O sofá de Freud na Bergasse, 19
"Receio muito já não estar em condições de assegurar a intendência nocturna -, mas atendendo à honra que me concede e ao reconhecimento que sinto por me terem permitido servir tantos anos as damas da família imperial..."
"O Romance do Genji" (Murasaki Shikibu)
A "intendência nocturna" de que fala o Prelado é a obrigação de permanecer, "separado da almofada do imperador por um painel divisório", "perto do local onde o seu senhor dormia, de modo a que este pudesse gozar da influência benéfica das suas preces durante o sono" (nota da tradução).
Note-se como é importante, neste ritual apotropaico, a proximidade do capelão da cabeça do imperador adormecido. Como se a eficácia da oração se perdesse alguns metros ao lado, pois é para ser ouvida.
E evoca imediatamente um outro ritual, moderno esse, do psicanalista sentado atrás do sofá em que o analisando "se confessa" e dá livre curso às suas associações mentais.

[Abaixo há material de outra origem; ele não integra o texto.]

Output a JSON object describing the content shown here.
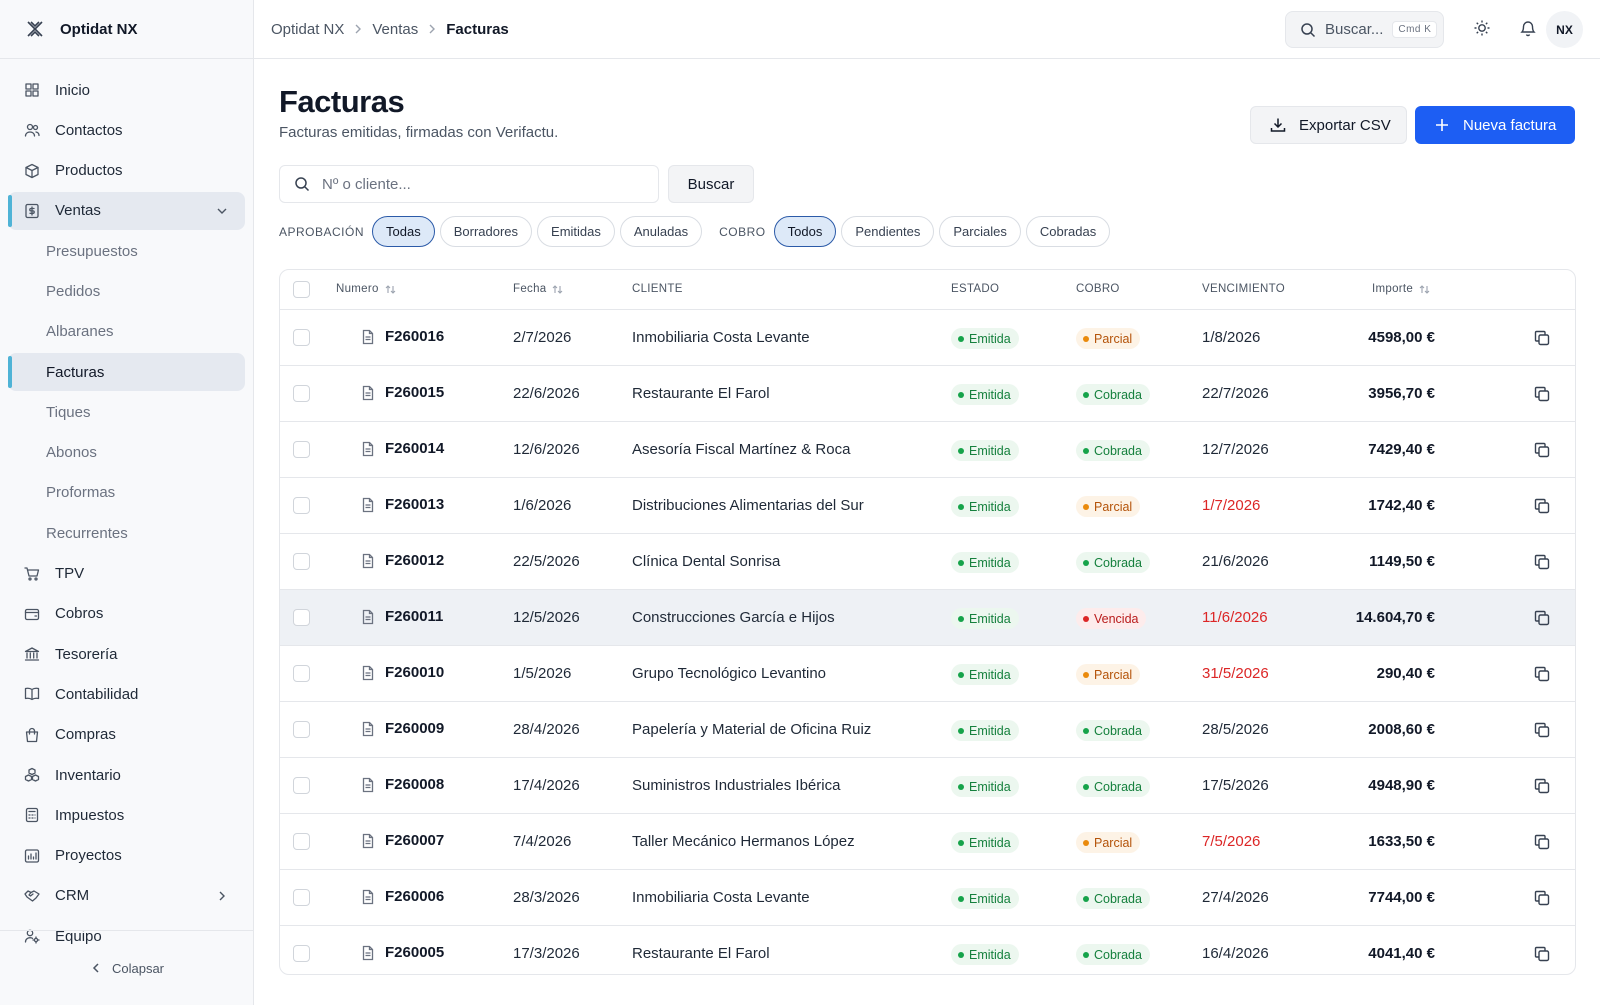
{
  "app": {
    "name": "Optidat NX",
    "avatar_initials": "NX"
  },
  "breadcrumb": [
    "Optidat NX",
    "Ventas",
    "Facturas"
  ],
  "topbar": {
    "search_placeholder": "Buscar...",
    "shortcut": "Cmd K"
  },
  "sidebar": {
    "items": [
      {
        "label": "Inicio",
        "icon": "grid-icon"
      },
      {
        "label": "Contactos",
        "icon": "users-icon"
      },
      {
        "label": "Productos",
        "icon": "box-icon"
      },
      {
        "label": "Ventas",
        "icon": "invoice-icon",
        "active": true,
        "expanded": true
      },
      {
        "label": "Presupuestos",
        "sub": true
      },
      {
        "label": "Pedidos",
        "sub": true
      },
      {
        "label": "Albaranes",
        "sub": true
      },
      {
        "label": "Facturas",
        "sub": true,
        "active": true
      },
      {
        "label": "Tiques",
        "sub": true
      },
      {
        "label": "Abonos",
        "sub": true
      },
      {
        "label": "Proformas",
        "sub": true
      },
      {
        "label": "Recurrentes",
        "sub": true
      },
      {
        "label": "TPV",
        "icon": "cart-icon"
      },
      {
        "label": "Cobros",
        "icon": "wallet-icon"
      },
      {
        "label": "Tesorería",
        "icon": "bank-icon"
      },
      {
        "label": "Contabilidad",
        "icon": "book-icon"
      },
      {
        "label": "Compras",
        "icon": "shopping-bag-icon"
      },
      {
        "label": "Inventario",
        "icon": "boxes-icon"
      },
      {
        "label": "Impuestos",
        "icon": "calculator-icon"
      },
      {
        "label": "Proyectos",
        "icon": "chart-icon"
      },
      {
        "label": "CRM",
        "icon": "handshake-icon",
        "has_children": true
      },
      {
        "label": "Equipo",
        "icon": "user-settings-icon"
      }
    ],
    "collapse_label": "Colapsar"
  },
  "page": {
    "title": "Facturas",
    "subtitle": "Facturas emitidas, firmadas con Verifactu.",
    "export_label": "Exportar CSV",
    "new_label": "Nueva factura",
    "search_placeholder": "Nº o cliente...",
    "search_button": "Buscar"
  },
  "filters": {
    "aprobacion_label": "APROBACIÓN",
    "aprobacion": [
      "Todas",
      "Borradores",
      "Emitidas",
      "Anuladas"
    ],
    "aprobacion_active": "Todas",
    "cobro_label": "COBRO",
    "cobro": [
      "Todos",
      "Pendientes",
      "Parciales",
      "Cobradas"
    ],
    "cobro_active": "Todos"
  },
  "table": {
    "headers": {
      "numero": "Numero",
      "fecha": "Fecha",
      "cliente": "CLIENTE",
      "estado": "ESTADO",
      "cobro": "COBRO",
      "vencimiento": "VENCIMIENTO",
      "importe": "Importe"
    },
    "rows": [
      {
        "numero": "F260016",
        "fecha": "2/7/2026",
        "cliente": "Inmobiliaria Costa Levante",
        "estado": "Emitida",
        "cobro": "Parcial",
        "vencimiento": "1/8/2026",
        "overdue": false,
        "importe": "4598,00 €"
      },
      {
        "numero": "F260015",
        "fecha": "22/6/2026",
        "cliente": "Restaurante El Farol",
        "estado": "Emitida",
        "cobro": "Cobrada",
        "vencimiento": "22/7/2026",
        "overdue": false,
        "importe": "3956,70 €"
      },
      {
        "numero": "F260014",
        "fecha": "12/6/2026",
        "cliente": "Asesoría Fiscal Martínez & Roca",
        "estado": "Emitida",
        "cobro": "Cobrada",
        "vencimiento": "12/7/2026",
        "overdue": false,
        "importe": "7429,40 €"
      },
      {
        "numero": "F260013",
        "fecha": "1/6/2026",
        "cliente": "Distribuciones Alimentarias del Sur",
        "estado": "Emitida",
        "cobro": "Parcial",
        "vencimiento": "1/7/2026",
        "overdue": true,
        "importe": "1742,40 €"
      },
      {
        "numero": "F260012",
        "fecha": "22/5/2026",
        "cliente": "Clínica Dental Sonrisa",
        "estado": "Emitida",
        "cobro": "Cobrada",
        "vencimiento": "21/6/2026",
        "overdue": false,
        "importe": "1149,50 €"
      },
      {
        "numero": "F260011",
        "fecha": "12/5/2026",
        "cliente": "Construcciones García e Hijos",
        "estado": "Emitida",
        "cobro": "Vencida",
        "vencimiento": "11/6/2026",
        "overdue": true,
        "importe": "14.604,70 €",
        "highlighted": true
      },
      {
        "numero": "F260010",
        "fecha": "1/5/2026",
        "cliente": "Grupo Tecnológico Levantino",
        "estado": "Emitida",
        "cobro": "Parcial",
        "vencimiento": "31/5/2026",
        "overdue": true,
        "importe": "290,40 €"
      },
      {
        "numero": "F260009",
        "fecha": "28/4/2026",
        "cliente": "Papelería y Material de Oficina Ruiz",
        "estado": "Emitida",
        "cobro": "Cobrada",
        "vencimiento": "28/5/2026",
        "overdue": false,
        "importe": "2008,60 €"
      },
      {
        "numero": "F260008",
        "fecha": "17/4/2026",
        "cliente": "Suministros Industriales Ibérica",
        "estado": "Emitida",
        "cobro": "Cobrada",
        "vencimiento": "17/5/2026",
        "overdue": false,
        "importe": "4948,90 €"
      },
      {
        "numero": "F260007",
        "fecha": "7/4/2026",
        "cliente": "Taller Mecánico Hermanos López",
        "estado": "Emitida",
        "cobro": "Parcial",
        "vencimiento": "7/5/2026",
        "overdue": true,
        "importe": "1633,50 €"
      },
      {
        "numero": "F260006",
        "fecha": "28/3/2026",
        "cliente": "Inmobiliaria Costa Levante",
        "estado": "Emitida",
        "cobro": "Cobrada",
        "vencimiento": "27/4/2026",
        "overdue": false,
        "importe": "7744,00 €"
      },
      {
        "numero": "F260005",
        "fecha": "17/3/2026",
        "cliente": "Restaurante El Farol",
        "estado": "Emitida",
        "cobro": "Cobrada",
        "vencimiento": "16/4/2026",
        "overdue": false,
        "importe": "4041,40 €"
      }
    ]
  },
  "colors": {
    "accent": "#1d5ef3",
    "active_indicator": "#4fb3d6",
    "overdue": "#dc2626",
    "success": "#16a34a",
    "warning": "#ea8a0c"
  }
}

O sono do imperador de Heian pode ser perturbado pela "ira celestial" (por ter contribuído, voluntariamente ou não, para a desordem nos "reinos do céu e da terra"), que só pode ser afastada pela prece e pelos rituais.
A análise só produz os mesmos resultados se o paciente conseguir fazer sentido da sua incoerência interior, isto é, se puder racionalizar as tensões que ameaçam dividi-lo.